Sa mâchoire se rapprochait de moi, effroyable et immuable, le temps continuait sa progression bien trop rapide vers l'instant qui verrait ma mort maintenant inévitable. Il se rapprochait et rien ne pourrait l'en empêcher. Inéluctable, ainsi se présente le destin pour moi qui me suis battue depuis si longtemps... Pour rien, tout ça pour rien... Je n'aurais pas réussi à expier de mes pêchers. C'est étrange, l'instant est presque serein, c'est trop rapide pour laisser la peur m'envahir. Je pense plutôt. La scène devant mes yeux s'efface, et me replonge dans un passé où tout ceci n'était que chimère et délire que l'on racontait devant le foyer pour endormir les enfants et leurs faire oublier le froid qui régnait entre les murs de chaux.
Mon père, haut de taille, se réchauffait les mains. Le froid de l’hiver, au dehors, mordait la chair comme une bête et obscurcissait la vision du plus vaillant. La terre était dure comme la pierre et le travail aux champs était devenu impossible depuis plusieurs jours. Mon père marmonnait dans sa barbe qui commençait à blanchir comme ses cheveux. « C'est le plus mauvais hiver qu’on ait eu de ma vie », dit-il. Il rajouta que même quand il était encore gamin, il ne se rappelait pas d’un froid si pénétrant. C’était avec difficulté que nous maintenions dans la chaumière la température au-dessus de zéro. Ce matin encore, ma mère avait trouvé le pichet contenant l’eau à boire, gelée. Faire les trente mètres qui nous séparaient du puits, était devenu une épreuve de plus dans nos vies déjà bien fatiguées. J’avais maintenant presque seize ans mais déjà mes mains portaient les stigmates du travail dur de la terre. L’heure où mon père trouverait à me marier se rapprochait un peu plus chaque jour, aussi goutais-je de cet enfermement forcé avec délectation. J’avais bien conscience que c’était probablement là mes derniers jours de naïveté juvénile. Je ne le savais pas encore, mais dans quelques heures, ma vie basculerait dans un cauchemar d’où, depuis, je ne me suis jamais réveillé. Un soir, mon dernier soir d’humanité, le dernier soir de chaleur et de doux liens familiaux… Le dernier soir où je ne fus pas seule. Aujourd’hui, si je n’avais ce terrible fardeau, je souhaiterais être morte. Mon père, ma mère, notre seigneur, tous morts depuis des siècles… Tous morts en cette nuit de sang…

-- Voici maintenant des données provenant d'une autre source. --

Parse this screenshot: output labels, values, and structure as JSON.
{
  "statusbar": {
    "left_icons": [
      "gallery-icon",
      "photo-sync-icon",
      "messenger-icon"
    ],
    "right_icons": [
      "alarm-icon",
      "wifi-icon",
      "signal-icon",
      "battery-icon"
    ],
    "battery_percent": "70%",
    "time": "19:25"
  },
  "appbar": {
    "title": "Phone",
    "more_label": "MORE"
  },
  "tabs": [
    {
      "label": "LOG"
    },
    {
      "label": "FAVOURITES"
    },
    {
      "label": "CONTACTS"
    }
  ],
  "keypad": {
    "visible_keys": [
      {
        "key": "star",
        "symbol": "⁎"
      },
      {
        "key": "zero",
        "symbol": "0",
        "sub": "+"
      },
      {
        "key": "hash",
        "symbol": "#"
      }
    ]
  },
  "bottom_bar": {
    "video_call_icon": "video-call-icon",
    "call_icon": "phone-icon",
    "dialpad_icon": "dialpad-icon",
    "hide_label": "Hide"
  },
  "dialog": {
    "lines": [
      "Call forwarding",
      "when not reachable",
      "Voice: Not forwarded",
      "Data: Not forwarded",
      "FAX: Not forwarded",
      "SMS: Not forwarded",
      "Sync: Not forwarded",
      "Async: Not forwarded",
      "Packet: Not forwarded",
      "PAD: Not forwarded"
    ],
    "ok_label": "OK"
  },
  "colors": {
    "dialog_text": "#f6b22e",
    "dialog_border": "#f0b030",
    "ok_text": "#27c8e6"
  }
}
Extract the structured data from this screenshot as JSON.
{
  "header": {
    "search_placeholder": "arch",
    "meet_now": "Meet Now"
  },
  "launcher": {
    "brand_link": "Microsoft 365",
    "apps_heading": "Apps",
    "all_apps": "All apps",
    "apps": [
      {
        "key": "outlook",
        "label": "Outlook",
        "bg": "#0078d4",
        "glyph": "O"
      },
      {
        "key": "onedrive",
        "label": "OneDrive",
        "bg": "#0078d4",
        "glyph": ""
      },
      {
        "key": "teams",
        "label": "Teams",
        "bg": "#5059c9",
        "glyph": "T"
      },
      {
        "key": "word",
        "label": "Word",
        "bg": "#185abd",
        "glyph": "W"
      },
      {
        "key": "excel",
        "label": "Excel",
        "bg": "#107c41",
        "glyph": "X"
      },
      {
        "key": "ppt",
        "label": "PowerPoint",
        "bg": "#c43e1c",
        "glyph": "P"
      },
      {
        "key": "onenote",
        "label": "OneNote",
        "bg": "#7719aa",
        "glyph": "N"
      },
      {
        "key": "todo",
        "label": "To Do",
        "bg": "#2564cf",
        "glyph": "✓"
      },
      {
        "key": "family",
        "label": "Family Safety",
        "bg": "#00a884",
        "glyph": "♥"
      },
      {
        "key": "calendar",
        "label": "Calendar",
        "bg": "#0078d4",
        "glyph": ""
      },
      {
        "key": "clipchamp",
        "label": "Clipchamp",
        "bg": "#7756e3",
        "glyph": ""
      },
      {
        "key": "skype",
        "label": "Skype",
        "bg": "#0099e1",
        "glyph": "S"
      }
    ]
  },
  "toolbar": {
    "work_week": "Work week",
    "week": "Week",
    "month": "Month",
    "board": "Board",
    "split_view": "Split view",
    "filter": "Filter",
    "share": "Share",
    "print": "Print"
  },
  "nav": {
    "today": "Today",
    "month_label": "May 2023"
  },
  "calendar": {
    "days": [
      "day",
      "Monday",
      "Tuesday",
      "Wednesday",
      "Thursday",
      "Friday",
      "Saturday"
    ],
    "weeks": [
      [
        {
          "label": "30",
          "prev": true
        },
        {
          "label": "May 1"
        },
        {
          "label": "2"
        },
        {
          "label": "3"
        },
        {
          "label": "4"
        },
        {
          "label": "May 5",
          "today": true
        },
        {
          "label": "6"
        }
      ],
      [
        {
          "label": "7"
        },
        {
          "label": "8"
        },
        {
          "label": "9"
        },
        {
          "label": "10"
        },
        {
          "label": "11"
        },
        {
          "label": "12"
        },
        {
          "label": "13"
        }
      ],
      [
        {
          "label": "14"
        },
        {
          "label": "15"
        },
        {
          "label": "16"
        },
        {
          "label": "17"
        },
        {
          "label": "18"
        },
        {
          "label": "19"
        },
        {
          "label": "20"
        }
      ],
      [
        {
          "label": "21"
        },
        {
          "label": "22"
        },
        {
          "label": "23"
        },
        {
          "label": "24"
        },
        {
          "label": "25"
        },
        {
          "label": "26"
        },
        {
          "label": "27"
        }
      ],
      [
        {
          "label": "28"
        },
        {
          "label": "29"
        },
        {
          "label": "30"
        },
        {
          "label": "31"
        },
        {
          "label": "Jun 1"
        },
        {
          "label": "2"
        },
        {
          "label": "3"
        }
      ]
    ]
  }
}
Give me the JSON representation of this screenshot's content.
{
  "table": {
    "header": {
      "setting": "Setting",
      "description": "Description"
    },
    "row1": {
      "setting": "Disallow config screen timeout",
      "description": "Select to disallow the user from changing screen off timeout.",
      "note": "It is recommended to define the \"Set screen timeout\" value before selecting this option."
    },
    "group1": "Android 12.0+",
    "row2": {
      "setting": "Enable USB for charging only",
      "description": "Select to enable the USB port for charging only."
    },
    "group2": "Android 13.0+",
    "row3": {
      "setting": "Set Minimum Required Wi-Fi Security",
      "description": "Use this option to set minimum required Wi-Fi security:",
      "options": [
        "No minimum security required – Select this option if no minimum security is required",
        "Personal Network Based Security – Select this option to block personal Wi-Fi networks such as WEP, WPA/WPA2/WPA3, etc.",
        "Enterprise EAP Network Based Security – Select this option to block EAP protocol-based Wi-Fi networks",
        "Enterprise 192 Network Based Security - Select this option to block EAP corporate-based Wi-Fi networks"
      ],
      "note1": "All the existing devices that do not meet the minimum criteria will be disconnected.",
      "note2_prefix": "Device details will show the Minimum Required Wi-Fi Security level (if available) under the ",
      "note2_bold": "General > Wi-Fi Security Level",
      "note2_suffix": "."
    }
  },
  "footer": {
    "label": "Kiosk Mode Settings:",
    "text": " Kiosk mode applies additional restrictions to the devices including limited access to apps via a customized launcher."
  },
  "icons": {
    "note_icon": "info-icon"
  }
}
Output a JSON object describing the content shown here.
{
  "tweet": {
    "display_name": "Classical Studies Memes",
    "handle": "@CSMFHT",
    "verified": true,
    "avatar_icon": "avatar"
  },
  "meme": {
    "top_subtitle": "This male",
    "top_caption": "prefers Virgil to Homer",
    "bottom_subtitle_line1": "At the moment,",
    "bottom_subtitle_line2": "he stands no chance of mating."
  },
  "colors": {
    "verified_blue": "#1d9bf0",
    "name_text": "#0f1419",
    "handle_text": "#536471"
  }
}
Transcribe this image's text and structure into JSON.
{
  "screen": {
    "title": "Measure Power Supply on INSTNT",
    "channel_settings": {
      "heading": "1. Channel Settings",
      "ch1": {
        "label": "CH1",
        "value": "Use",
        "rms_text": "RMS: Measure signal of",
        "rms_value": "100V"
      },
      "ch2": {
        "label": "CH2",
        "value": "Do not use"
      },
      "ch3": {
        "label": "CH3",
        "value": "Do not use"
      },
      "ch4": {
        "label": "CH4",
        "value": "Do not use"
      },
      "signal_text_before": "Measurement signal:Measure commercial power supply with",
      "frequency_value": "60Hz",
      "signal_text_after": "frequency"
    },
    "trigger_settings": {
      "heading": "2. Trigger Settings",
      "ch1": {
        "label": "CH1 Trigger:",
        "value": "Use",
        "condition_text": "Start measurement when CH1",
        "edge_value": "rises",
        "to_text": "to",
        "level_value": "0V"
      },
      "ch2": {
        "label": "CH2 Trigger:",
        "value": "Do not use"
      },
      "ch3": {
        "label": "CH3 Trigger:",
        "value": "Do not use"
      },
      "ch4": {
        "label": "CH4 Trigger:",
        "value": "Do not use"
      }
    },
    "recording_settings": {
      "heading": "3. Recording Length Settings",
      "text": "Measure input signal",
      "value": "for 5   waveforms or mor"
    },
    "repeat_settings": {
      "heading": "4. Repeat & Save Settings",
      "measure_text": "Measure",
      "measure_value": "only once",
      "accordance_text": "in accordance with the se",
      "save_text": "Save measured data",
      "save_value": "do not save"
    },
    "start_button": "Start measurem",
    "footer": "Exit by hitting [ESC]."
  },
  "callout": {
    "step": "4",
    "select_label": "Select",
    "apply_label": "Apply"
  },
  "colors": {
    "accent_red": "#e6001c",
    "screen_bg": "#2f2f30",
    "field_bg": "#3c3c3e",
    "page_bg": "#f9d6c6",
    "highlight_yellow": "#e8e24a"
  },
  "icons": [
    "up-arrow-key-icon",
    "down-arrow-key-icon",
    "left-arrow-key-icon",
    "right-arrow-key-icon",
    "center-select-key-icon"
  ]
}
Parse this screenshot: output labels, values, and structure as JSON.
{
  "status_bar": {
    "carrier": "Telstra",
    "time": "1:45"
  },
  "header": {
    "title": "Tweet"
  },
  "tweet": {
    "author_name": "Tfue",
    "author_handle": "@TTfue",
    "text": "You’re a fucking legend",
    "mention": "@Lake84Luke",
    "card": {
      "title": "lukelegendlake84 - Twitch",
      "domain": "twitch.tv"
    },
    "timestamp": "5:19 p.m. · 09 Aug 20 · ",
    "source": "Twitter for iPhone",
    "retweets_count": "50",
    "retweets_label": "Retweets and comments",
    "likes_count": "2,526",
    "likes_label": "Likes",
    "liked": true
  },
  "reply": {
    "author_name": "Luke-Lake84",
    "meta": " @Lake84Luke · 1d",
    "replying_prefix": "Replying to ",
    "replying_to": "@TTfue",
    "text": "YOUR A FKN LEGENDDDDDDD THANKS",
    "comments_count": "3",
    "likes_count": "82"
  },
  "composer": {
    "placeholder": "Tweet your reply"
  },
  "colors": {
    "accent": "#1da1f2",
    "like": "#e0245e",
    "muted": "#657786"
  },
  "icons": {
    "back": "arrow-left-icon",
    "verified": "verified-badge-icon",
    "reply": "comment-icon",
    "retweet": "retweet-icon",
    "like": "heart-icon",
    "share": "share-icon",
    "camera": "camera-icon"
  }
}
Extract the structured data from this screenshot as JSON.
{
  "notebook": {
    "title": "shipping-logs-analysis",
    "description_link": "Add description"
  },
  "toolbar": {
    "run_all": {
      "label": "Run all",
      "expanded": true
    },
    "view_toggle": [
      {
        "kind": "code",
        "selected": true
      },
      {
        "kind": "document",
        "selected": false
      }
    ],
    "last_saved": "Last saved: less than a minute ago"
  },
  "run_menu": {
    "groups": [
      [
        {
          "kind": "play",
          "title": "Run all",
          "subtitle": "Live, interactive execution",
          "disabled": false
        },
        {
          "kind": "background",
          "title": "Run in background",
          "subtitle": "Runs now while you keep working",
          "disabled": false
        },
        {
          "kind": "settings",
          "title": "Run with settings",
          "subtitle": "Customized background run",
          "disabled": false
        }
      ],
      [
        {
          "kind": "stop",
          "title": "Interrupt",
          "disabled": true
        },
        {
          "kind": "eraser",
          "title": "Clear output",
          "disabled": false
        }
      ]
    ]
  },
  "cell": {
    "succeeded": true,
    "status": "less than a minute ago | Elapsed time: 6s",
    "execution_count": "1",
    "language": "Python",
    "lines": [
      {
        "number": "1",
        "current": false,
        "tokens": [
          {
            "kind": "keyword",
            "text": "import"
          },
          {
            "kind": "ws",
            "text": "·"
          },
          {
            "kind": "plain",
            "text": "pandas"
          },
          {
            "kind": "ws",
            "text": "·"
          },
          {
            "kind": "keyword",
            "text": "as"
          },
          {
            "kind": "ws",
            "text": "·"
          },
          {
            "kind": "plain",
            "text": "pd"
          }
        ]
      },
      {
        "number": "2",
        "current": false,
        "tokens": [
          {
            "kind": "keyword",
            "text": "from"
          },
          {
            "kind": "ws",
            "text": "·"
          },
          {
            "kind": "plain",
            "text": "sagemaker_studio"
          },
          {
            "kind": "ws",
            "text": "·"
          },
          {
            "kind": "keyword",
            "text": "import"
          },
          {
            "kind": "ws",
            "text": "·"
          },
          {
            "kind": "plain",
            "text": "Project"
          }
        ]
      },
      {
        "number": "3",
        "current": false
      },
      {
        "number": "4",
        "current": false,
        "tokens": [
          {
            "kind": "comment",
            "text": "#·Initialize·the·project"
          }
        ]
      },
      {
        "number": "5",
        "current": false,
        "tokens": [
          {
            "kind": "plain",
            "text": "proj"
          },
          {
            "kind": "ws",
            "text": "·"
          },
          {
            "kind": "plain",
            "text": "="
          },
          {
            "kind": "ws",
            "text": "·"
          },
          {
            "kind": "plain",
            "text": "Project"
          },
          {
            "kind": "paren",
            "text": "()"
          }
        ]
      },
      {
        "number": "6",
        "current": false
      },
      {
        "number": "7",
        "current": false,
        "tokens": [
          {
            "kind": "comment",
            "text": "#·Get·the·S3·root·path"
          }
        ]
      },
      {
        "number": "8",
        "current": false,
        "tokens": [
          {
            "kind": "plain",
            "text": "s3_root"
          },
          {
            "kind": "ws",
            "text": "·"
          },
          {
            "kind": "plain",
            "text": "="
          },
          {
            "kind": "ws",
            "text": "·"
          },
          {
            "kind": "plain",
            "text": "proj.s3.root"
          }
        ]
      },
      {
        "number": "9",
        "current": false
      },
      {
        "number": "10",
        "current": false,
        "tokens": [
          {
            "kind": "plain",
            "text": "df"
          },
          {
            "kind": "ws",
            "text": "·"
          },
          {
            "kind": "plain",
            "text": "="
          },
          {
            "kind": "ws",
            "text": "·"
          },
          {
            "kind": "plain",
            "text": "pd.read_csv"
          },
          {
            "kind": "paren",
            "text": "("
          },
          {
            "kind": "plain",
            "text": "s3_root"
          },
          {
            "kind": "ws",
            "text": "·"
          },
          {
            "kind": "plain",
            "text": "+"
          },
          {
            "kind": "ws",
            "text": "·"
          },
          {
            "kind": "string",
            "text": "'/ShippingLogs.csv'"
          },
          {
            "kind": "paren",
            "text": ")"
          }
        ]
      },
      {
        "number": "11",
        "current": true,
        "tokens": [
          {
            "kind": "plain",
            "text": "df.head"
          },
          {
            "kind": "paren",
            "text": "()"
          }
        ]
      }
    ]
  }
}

La scène se rematérialise devant mes yeux. Ses mâchoires, ses griffes, sa peau brune écailleuse recouverte de petits piques. Je prends alors subitement conscience que ma main repose toujours sur le pommeau de mon épée… Encore quelques centimètres et ses dents effilées se refermeront sur mon corps. Je n’ai pas le temps penser, tout est trop rapide, c’est par réflexe que j’agis. Ma lame quitte son fourreau, fend l’air et se plante maladroitement dans son cou juste au-dessous de la mâchoire, déviant à la dernière seconde sa mâchoire de la trajectoire de mon ventre. Ses dents mordent mon bras gauche, ses griffes tracent des sillons sanglant sur mon flanc, mais sa surprise lui fait lâcher prise et il me heurte de tout son poids envoyant mon corps loin du point d’impact. Je vole sur plusieurs mètres avant de percuter le tronc d’un arbre et heurter le sol boueux avec violence. Le méphitique tombe à quelques mètres sur ma gauche et glisse encore un peu avant de s’arrêter. La terre et les restes de neige commencent à se colorer de mon sang. Mon épée n’est plus dans ma main. Je suis étourdie par le choc, ma vue obscurcit par un voile noir… Mais je sens l’urgence, je ne dois pas m’évanouir… Ce méphitique va se relever, le maître doit déjà être en train de s’approcher de moi. Il faut que je me relève, il me faut mon épée, il faut que je me batte. De toute la force de ma volonté je me mets sur mes genoux, la tête encore basse, mon esprit encore confus. Je sais que mes blessures sont profondes et que je ne peux plus gagner ce combat, il me faut trouver un moyen de fuir. Mais mes muscles tremblent, ma vue ne revient pas et, pire que tout, le pas de l’ancien se rapproche précipitamment de moi… C’était bien pensé de sa part, il savait que même si l’attaque de son disciple échouait, il pourrait m’achever au sol quand je retomberais… Ses pas, lourds et rapides… Son souffle pestilentiel, ses crocs infiniment plus dangereux que ceux de son disciple, sa perfidie… Je dois trouver un moyen de survivre, je dois trouver un moyen de vivre… Je dois VIVRE !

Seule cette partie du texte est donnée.